Transformacja firmy, notowanej na NewConnect, trwa od dwóch lat – wtedy spółka pozyskała 13,5 mln zł od inwestorów na rozwój bota głosowego dla małych i średnich przedsiębiorstw. Miało to pozwolić na osiągnięcie ok. 6 mln EUR przychodów miesięcznie, niemal 2,5 mln EUR zysku i kapitalizację na poziomie 1 mld EUR w perspektywie dwóch lat od startu produktu. Na razie jest do tego daleko, ale w III kwartale 2023 r. udało się uzyskać dodatni wynik EBITDA po raz pierwszy od 2019 r.
- Szykujemy się na nowe otwarcie. Wkrótce przedstawimy inwestorom gamę nowych produktów, które zaczęliśmy już kierować na rynek – mówi Aleksander Sobina, wiceprezes Vee.
W ciągu ostatnich trzech lat firma stopniowo przenosiła ciężar inwestycji z rozwiązań szytych na miarę, dostosowanych do potrzeb dużych klientów – call center, których wciąż obsługuje - na gotowe rozwiązanie dla małych i średnich firm. Jest ono oparte na bocie głosowym - wirtualnej asystentce, która jest w stanie obsłużyć sekretariat w każdej firmie, przekierowując rozmowy do działów oraz pracowników. Będzie testowane przez najbliższe dwa miesiące.
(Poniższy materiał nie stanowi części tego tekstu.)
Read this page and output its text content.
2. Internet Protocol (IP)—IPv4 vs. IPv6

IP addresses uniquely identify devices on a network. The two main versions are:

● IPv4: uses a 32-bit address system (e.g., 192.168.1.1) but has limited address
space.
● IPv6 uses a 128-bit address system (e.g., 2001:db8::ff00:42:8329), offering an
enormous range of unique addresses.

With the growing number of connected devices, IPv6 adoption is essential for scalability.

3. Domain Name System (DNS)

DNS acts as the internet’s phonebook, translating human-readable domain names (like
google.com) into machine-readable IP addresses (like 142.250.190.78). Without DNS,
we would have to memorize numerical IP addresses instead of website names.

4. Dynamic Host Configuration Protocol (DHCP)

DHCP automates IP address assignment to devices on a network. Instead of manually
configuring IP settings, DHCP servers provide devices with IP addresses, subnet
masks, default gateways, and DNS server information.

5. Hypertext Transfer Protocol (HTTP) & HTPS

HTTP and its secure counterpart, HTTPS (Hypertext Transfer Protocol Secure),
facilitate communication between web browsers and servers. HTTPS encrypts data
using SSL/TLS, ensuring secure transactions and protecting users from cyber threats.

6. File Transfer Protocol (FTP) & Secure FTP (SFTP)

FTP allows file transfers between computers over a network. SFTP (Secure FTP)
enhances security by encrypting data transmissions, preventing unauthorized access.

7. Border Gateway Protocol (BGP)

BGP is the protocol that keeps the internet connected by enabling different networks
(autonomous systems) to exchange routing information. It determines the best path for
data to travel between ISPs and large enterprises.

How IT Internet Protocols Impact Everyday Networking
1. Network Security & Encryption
Może znaleźć zastosowanie w małych przychodniach, gdzie trzeba obdzwonić klientów, aby przypomnieć im o wizycie i ją potwierdzić, co bot jest w stanie wykonać.
- Jednym z naszych rozwiązań jest narzędzie pozwalające skutecznie obniżać współczynnik no-show w placówkach medycznych [sytuację, w której pacjent nie przychodzi na umówioną wizytę - red.]. Produkt ten jest ważną częścią większego rozwiązania o nazwie Vee Suite, czyli tzw. pudełka, którego premierę dawno zapowiadaliśmy, pozwalającym firmom usługowym (z branży np. Health, Automotive, HoReCa, Wellness, Beauty) myśleć o skutecznej obsłudze klienta jak o powszechnie dostępnej i taniej usłudze abonamentowej – mówi Aleksander Sobina.
W III kwartale przychody netto Vee wyniosły 778 tys. zł i były w większości generowane przez rozwiązania oparte na poprzednich wersjach technologii. To ma się wkrótce zmienić.
- Dzięki nowemu rozwiązaniu, które pozwoli nam wyjść szeroko do wielu podmiotów jednocześnie, spodziewamy się skokowego wzrostu przychodów. Mamy przygotowane materiały reklamowe, jesteśmy gotowi do kampanii promocyjnej – mówi Aleksander Sobina.
Będzie to bot nie tylko odbierający telefony od klientów, ale także realizujący połączenia w celu potwierdzenia lub umówienia wizyty, windykacji czy ankiety satysfakcji.
– Zależy nam na maksymalnym obniżeniu cenowej bariery wejścia dla klientów, zapewnieniu im wskaźników konwersji wyższych od tradycyjnego call center oraz umożliwieniu jak najszybszego startu kampanii – mówi Aleksander Sobina.
Wkrótce rozwiązania Vee będą oferowane także poza Polską.
- Inwestujemy też w zapewnienie jak najwyższej efektywności obcojęzycznych wersji naszych rozwiązań. Kiedy uda się nam to osiągnąć, rozpoczniemy sprzedaż produktów na rynku międzynarodowym – mówi Aleksander Sobina.